À pas lents, la locomotive glisse doucement sur les rails, au milieu de la nature luxuriante des forêts, murmure entre les couloirs des rochers, des oliviers et des lentisques, grimpe péniblement au sommet des reliefs. Le soleil illumine la livrée de bois et fait briller les finitions dorées des fenêtres, encadrées de rideaux damassés. Ce sont des wagons du début du XXe siècle, des salons sur rails qui se déplacent comme d’élégants messieurs distingués. Même à l’intérieur, le luxe est celui d’autrefois: de petits divans en velours rouge qui courent le long d’un couloir éclairé par des plafonnières à lumière jaune. À partir de Mandas, un bourg moyenâgeux de la Trexenta au passé glorieux, actuellement un centre culturel important, la ligne traverse le Sarcidano, effleurant la giara de Serri, un centre célèbre pour le sanctuaire nuragique de santa Vittoria, les bords du lac San Sebastiano et les collines d’Isili, le ‘village du cuivre’. Après avoir longé les campagnes luxuriantes de Nurallao, elle monte à Laconi, aujourd’hui le terminus de la ligne, un bourg célèbre pour sant’Ignazio, pour le château et le jardin des marquis Aymerich et pour les menhirs, qui sont conservés dans le musée des Statues Menhirs. Le parcours oriental part du port d’Arbatax. Le long du trajet, vous ferez une halte dans les gares de Tortolì et Elini, en traversant de merveilleux paysages. Le terminus se trouve à Lanusei.
Des paysages de granit modelés par le vent et une étendue à perte de vue, d’oliviers sauvages, de chênes-lièges et de vignobles de vermentino. C’est la Gallura intime et profonde parcourue par le petit train. Le départ a lieu à Tempio, sur les pentes du Limbara, une gracieuse petite ville riche en sources et siège du plus célèbre Carnaval allégorique de l’Ile. Le spectacle de la nature change constamment de couleur le long du tronçon. La locomotive fait une halte dans des bourgs qui donnent sur le lac del Liscia, fendu par des bateaux touristiques. Le train traverse la vallée de Calangianus, la capitale du liège, puis Luras, le village des dolmens préhistoriques et d’oliviers sauvages millénaires, parmi lesquels le patriarche d’Europe.

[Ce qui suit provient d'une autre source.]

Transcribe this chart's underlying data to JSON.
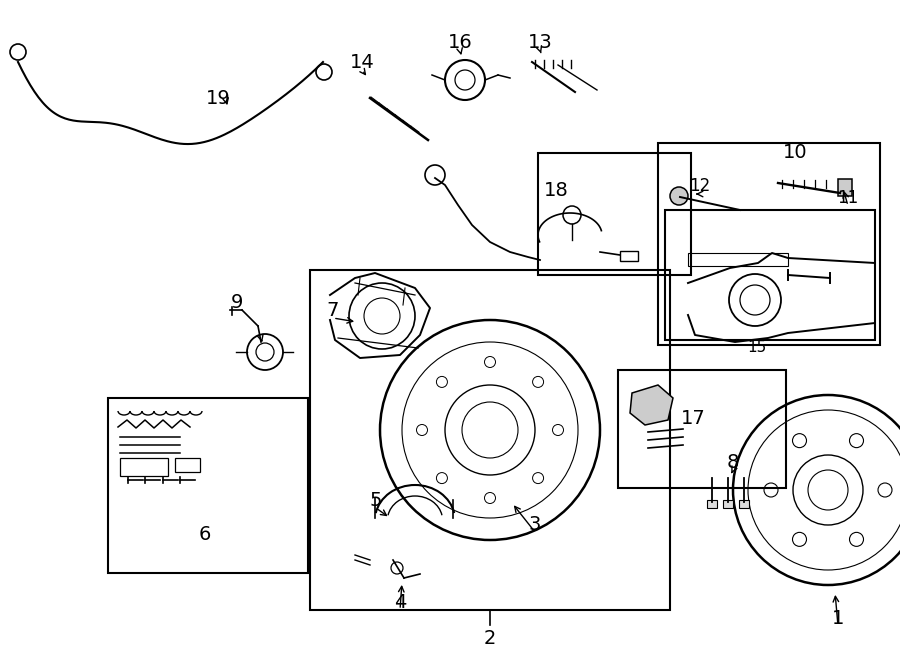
{
  "bg_color": "#ffffff",
  "fig_width": 9.0,
  "fig_height": 6.61,
  "label_data": [
    [
      "1",
      838,
      618,
      835,
      592,
      14
    ],
    [
      "2",
      490,
      638,
      null,
      null,
      14
    ],
    [
      "3",
      535,
      524,
      512,
      503,
      14
    ],
    [
      "4",
      400,
      602,
      402,
      582,
      14
    ],
    [
      "5",
      376,
      500,
      390,
      518,
      14
    ],
    [
      "6",
      205,
      535,
      null,
      null,
      14
    ],
    [
      "7",
      333,
      310,
      357,
      322,
      14
    ],
    [
      "8",
      733,
      462,
      730,
      476,
      14
    ],
    [
      "9",
      237,
      303,
      null,
      null,
      14
    ],
    [
      "10",
      795,
      153,
      null,
      null,
      14
    ],
    [
      "11",
      848,
      198,
      843,
      188,
      12
    ],
    [
      "12",
      700,
      186,
      693,
      194,
      12
    ],
    [
      "13",
      540,
      42,
      542,
      56,
      14
    ],
    [
      "14",
      362,
      62,
      368,
      78,
      14
    ],
    [
      "15",
      757,
      348,
      null,
      null,
      11
    ],
    [
      "16",
      460,
      42,
      462,
      58,
      14
    ],
    [
      "17",
      693,
      418,
      null,
      null,
      14
    ],
    [
      "18",
      556,
      190,
      null,
      null,
      14
    ],
    [
      "19",
      218,
      98,
      null,
      null,
      14
    ]
  ]
}
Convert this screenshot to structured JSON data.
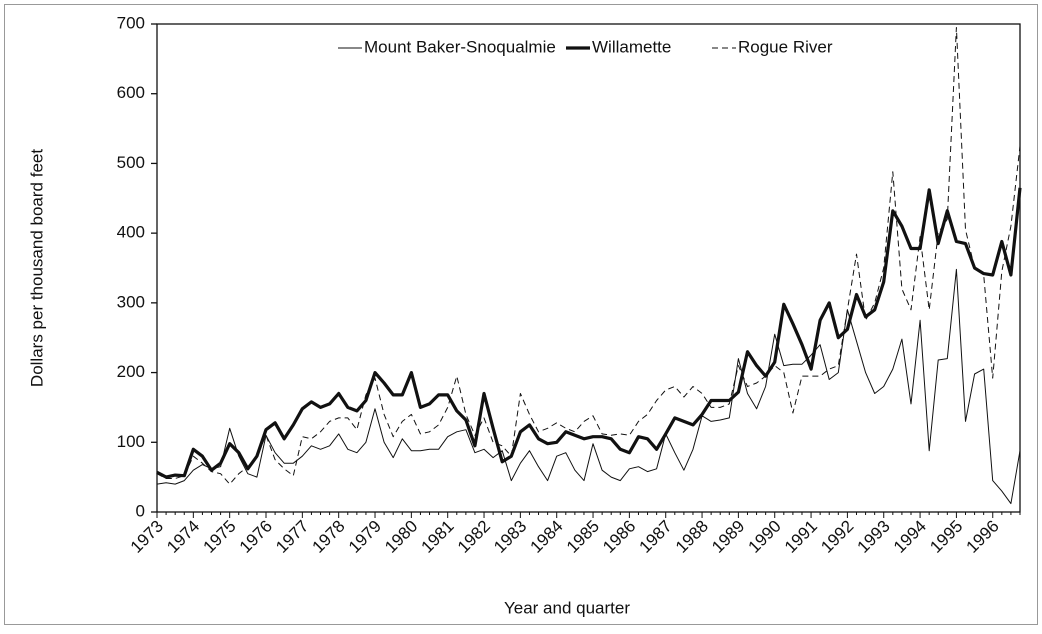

À partir de la gare de Sant’Antonio di Gallura, vous apercevrez les campagnes géométriques d’Arzachena: les vignobles s’emparent du panorama. La ligne nord-occidentale parte actuellement de la gare de Sindia, un bourg florissant au cours du Moyen-Âge, construit autour d’un monastère bénédictin. Après avoir traversé la Planargia, l’arrivée est à Bosa Marina, un hameau de la côte d’un des bourgs sardes les plus suggestifs, Bosa. Au cours du trajet vous rencontrerez Tinnura, Tresnuraghes et Modolo, célèbres pour la malvasia, des corbeilles d’asphodèle et des tissus précieux.